TCE-AC suspende pagamento de R$ 9,5 mi em contrato de TI sem entrega
TCE-AC suspende R$ 9,5 mi em contrato de TI sem entrega

O Tribunal de Contas do Estado do Acre (TCE-AC) aprovou por unanimidade, nesta quinta-feira (16), uma medida cautelar que suspende os pagamentos de um contrato de mais de R$ 9,5 milhões entre a Secretaria de Estado de Indústria, Ciência e Tecnologia (Seict) e a Hydros Consultoria e Desenvolvimento LTDA. O contrato previa a instalação de um sistema de compras governamentais e outros serviços de tecnologia da informação.

Decisão unânime e suspeita de irregularidades

A decisão acompanhou o voto da relatora, conselheira-substituta Maria de Jesus Carvalho de Souza, e foi seguida pelos conselheiros Ronald Polanco, Jorge Malheiro, Naluh Gouveia e Mário Sérgio Neri. Segundo o ato, um fator determinante foi a constatação de que a plataforma adquirida ainda não estaria disponível no órgão, o que levantou suspeitas de que o pagamento foi feito sem a entrega do serviço.

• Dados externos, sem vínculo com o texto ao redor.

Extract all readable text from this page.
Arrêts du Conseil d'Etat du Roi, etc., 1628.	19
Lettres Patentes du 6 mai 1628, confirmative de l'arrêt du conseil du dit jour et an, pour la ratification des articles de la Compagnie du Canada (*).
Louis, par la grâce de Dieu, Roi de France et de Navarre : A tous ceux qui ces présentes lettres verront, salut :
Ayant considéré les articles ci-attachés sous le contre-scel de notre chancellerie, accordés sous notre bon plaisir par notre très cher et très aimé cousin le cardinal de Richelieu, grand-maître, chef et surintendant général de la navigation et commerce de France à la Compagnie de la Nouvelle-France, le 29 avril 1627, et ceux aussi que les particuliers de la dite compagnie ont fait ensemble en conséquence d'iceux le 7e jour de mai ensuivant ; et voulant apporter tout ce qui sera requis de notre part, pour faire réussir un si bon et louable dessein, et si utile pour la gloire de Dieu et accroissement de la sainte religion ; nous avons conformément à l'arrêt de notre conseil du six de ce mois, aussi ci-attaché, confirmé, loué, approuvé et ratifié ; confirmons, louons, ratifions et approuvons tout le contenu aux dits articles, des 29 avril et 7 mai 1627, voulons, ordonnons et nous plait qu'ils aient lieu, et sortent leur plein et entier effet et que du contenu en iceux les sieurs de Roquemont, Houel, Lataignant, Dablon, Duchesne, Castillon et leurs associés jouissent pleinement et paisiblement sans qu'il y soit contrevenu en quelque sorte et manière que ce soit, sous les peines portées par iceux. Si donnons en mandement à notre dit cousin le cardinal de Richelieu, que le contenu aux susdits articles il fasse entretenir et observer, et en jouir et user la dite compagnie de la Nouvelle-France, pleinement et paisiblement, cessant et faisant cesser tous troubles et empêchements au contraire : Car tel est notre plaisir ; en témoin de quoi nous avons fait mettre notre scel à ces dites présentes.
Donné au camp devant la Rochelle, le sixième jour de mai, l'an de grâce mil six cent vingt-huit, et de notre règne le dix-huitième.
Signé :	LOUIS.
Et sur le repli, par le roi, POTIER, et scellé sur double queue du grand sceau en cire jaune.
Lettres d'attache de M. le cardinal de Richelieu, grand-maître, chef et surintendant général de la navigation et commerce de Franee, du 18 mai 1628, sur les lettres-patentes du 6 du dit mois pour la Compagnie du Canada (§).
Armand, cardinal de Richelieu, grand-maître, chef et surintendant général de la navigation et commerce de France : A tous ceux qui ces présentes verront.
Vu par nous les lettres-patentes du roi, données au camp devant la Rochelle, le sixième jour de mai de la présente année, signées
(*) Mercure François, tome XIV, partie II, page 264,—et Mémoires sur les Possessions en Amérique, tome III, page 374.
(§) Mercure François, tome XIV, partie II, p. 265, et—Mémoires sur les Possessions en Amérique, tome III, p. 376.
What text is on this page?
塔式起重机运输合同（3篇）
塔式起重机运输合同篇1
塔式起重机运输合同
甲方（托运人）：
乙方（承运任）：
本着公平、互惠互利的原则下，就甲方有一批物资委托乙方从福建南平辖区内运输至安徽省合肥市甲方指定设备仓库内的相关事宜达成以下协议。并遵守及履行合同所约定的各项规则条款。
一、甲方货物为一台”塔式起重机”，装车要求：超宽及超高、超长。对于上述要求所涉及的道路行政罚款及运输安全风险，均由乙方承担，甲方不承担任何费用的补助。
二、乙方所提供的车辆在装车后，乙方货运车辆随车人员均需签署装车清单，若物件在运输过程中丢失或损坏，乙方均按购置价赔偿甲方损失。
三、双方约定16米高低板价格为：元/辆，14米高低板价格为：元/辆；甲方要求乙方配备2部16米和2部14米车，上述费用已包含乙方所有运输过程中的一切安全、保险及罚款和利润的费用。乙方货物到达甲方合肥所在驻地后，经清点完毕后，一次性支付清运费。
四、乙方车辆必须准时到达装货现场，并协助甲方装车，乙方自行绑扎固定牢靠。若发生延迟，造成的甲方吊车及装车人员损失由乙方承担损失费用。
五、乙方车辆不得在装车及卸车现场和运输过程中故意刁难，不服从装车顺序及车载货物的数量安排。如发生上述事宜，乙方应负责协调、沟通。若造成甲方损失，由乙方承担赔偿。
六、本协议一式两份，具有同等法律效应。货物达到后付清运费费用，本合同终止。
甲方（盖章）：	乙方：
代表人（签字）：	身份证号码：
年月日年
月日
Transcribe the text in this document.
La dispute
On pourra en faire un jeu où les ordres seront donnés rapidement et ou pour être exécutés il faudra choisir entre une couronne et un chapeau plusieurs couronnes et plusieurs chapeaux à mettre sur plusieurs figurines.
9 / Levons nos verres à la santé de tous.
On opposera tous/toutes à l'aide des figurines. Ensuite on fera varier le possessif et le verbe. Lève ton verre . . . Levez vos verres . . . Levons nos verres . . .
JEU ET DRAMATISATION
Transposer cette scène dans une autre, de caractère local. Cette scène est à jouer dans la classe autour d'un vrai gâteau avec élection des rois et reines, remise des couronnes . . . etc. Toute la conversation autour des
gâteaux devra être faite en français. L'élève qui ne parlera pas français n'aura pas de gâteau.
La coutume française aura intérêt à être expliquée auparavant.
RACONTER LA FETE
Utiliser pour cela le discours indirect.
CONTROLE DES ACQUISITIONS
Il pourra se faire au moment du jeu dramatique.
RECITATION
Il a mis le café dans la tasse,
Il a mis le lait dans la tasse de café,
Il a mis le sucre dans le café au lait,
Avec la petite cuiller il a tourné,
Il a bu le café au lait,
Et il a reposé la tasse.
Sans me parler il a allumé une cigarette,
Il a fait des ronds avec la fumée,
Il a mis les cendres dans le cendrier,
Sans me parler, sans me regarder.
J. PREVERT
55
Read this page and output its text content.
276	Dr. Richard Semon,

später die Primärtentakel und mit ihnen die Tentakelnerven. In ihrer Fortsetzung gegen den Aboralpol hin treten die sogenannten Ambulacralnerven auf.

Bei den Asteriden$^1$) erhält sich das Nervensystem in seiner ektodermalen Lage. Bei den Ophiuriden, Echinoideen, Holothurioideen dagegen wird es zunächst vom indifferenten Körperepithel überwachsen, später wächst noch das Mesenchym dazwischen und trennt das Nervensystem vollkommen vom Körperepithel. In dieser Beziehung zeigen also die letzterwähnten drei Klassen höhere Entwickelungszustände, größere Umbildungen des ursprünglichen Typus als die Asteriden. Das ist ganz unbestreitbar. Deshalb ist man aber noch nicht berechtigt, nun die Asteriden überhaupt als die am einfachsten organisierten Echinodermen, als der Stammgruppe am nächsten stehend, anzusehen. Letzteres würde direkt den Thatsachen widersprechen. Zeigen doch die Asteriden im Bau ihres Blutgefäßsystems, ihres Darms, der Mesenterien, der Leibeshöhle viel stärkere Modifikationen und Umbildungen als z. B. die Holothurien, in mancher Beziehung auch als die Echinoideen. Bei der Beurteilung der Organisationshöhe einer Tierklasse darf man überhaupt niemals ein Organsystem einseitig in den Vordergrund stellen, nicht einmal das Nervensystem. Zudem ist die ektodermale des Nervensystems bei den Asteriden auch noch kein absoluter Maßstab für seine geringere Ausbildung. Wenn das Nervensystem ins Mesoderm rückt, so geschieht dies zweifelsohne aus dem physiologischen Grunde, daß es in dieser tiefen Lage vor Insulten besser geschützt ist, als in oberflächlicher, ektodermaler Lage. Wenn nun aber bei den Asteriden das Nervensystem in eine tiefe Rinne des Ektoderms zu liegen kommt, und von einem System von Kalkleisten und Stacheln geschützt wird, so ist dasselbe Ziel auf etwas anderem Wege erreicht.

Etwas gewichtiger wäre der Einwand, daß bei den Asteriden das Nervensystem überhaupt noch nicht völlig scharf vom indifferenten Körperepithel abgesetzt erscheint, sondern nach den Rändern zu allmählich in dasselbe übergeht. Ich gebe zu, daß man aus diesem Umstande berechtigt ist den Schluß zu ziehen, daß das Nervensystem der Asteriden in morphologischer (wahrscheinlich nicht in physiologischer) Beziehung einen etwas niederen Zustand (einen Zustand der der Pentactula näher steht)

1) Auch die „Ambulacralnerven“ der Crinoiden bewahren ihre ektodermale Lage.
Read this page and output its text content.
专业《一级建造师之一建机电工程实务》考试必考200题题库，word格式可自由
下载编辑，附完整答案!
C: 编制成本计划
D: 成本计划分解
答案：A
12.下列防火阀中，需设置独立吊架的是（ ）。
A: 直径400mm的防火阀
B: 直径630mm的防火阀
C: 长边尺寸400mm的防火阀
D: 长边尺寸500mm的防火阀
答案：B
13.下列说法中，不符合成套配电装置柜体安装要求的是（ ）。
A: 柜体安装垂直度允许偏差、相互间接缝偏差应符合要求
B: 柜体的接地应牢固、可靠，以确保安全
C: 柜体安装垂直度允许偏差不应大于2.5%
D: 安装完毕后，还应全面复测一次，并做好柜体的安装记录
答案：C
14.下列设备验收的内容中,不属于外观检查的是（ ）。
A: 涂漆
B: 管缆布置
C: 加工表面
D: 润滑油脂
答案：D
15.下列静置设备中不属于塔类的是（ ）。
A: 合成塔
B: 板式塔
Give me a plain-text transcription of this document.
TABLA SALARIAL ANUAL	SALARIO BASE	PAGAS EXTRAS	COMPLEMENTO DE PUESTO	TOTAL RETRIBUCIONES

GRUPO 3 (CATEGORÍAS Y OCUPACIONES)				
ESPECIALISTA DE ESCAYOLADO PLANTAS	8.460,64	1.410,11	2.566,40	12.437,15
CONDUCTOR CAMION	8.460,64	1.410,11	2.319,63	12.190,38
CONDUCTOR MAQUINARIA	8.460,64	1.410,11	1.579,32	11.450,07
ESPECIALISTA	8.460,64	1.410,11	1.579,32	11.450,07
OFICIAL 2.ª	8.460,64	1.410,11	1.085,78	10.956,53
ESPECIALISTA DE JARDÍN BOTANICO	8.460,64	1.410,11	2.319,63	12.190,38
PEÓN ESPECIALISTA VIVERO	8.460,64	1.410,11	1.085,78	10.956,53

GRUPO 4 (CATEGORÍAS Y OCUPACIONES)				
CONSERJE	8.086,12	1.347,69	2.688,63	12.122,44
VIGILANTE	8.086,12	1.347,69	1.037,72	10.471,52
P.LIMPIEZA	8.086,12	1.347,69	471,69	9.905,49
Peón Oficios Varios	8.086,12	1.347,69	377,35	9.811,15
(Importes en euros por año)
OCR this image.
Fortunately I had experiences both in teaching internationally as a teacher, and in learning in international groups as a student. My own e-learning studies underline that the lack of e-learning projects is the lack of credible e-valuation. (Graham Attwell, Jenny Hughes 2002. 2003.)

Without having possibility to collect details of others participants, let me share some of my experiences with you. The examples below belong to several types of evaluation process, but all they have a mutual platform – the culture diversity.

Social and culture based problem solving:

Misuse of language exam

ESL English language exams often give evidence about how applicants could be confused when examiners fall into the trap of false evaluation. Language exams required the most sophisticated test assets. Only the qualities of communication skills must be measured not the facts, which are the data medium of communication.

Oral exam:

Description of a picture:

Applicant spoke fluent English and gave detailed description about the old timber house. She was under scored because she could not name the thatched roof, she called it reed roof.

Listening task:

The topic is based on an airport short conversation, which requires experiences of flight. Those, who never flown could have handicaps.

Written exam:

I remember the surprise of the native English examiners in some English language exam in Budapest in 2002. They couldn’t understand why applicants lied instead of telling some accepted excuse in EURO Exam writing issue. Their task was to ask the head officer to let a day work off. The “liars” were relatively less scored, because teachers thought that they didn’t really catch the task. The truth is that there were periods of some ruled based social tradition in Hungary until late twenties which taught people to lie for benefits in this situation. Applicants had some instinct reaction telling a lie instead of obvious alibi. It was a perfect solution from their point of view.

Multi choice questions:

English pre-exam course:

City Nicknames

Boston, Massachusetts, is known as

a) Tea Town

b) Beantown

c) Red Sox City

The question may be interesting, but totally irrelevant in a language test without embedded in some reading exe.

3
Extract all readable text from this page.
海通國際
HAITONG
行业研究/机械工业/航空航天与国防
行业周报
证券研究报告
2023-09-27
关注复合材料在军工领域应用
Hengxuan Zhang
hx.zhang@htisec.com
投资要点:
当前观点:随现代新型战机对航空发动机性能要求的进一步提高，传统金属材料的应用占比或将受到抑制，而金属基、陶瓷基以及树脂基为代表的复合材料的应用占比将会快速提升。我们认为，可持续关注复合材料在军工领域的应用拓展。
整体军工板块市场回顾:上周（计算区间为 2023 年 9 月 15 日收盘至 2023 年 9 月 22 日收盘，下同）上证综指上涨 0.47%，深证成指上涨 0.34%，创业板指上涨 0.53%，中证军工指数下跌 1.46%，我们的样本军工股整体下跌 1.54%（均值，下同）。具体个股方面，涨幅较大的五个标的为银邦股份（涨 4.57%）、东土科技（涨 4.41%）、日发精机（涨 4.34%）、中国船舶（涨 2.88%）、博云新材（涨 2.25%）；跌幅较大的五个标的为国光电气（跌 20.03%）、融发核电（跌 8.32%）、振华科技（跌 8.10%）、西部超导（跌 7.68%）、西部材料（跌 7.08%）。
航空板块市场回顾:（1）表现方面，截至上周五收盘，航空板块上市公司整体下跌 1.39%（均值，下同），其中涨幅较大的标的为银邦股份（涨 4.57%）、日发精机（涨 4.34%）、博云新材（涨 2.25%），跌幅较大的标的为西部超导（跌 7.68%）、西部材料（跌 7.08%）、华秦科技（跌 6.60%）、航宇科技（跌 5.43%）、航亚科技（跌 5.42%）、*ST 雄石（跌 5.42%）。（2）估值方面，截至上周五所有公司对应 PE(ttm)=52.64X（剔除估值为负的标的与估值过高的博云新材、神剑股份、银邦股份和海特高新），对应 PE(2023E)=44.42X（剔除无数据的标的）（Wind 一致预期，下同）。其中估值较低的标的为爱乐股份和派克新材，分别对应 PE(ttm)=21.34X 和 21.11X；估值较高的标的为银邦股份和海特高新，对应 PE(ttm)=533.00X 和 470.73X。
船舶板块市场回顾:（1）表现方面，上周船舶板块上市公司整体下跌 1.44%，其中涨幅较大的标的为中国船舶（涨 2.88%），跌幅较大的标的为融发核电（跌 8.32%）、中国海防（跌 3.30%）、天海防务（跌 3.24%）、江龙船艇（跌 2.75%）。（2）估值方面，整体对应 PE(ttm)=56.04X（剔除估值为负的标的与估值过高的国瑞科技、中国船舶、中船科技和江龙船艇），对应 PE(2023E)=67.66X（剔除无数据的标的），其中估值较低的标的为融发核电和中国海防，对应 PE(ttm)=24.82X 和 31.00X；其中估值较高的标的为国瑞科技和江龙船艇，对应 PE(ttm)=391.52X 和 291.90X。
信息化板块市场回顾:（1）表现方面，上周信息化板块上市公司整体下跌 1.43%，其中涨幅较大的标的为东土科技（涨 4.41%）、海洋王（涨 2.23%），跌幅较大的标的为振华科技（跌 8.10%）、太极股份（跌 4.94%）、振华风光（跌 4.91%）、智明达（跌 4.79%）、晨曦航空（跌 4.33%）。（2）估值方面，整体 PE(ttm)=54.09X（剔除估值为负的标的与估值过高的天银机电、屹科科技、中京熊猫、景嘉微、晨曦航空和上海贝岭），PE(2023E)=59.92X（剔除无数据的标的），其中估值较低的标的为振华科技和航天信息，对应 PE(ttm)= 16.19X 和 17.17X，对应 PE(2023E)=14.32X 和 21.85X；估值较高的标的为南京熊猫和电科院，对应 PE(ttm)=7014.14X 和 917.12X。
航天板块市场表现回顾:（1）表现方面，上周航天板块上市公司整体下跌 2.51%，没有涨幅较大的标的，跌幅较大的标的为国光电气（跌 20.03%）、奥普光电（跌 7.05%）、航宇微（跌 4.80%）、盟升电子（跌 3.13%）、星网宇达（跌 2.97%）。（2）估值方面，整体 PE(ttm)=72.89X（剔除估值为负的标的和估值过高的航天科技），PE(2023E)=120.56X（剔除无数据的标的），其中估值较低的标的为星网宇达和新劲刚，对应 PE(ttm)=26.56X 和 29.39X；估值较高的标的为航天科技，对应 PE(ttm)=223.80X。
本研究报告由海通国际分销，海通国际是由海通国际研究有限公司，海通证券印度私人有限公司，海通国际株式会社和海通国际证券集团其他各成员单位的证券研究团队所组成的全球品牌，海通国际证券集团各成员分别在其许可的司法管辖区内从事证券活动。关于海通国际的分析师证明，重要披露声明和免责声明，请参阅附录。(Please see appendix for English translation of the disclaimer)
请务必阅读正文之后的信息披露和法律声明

Além de suspender pagamentos pendentes, a decisão interrompeu os pagamentos da Ata de Registro de Preços nº 01/2026 e notificou órgãos que aderiram à ata, como o Departamento de Estradas de Rodagem, Infraestrutura Hidroviária e Aeroportuária do Acre (Deracre) e a Secretaria Municipal de Gestão Administrativa de Rio Branco (SMGA).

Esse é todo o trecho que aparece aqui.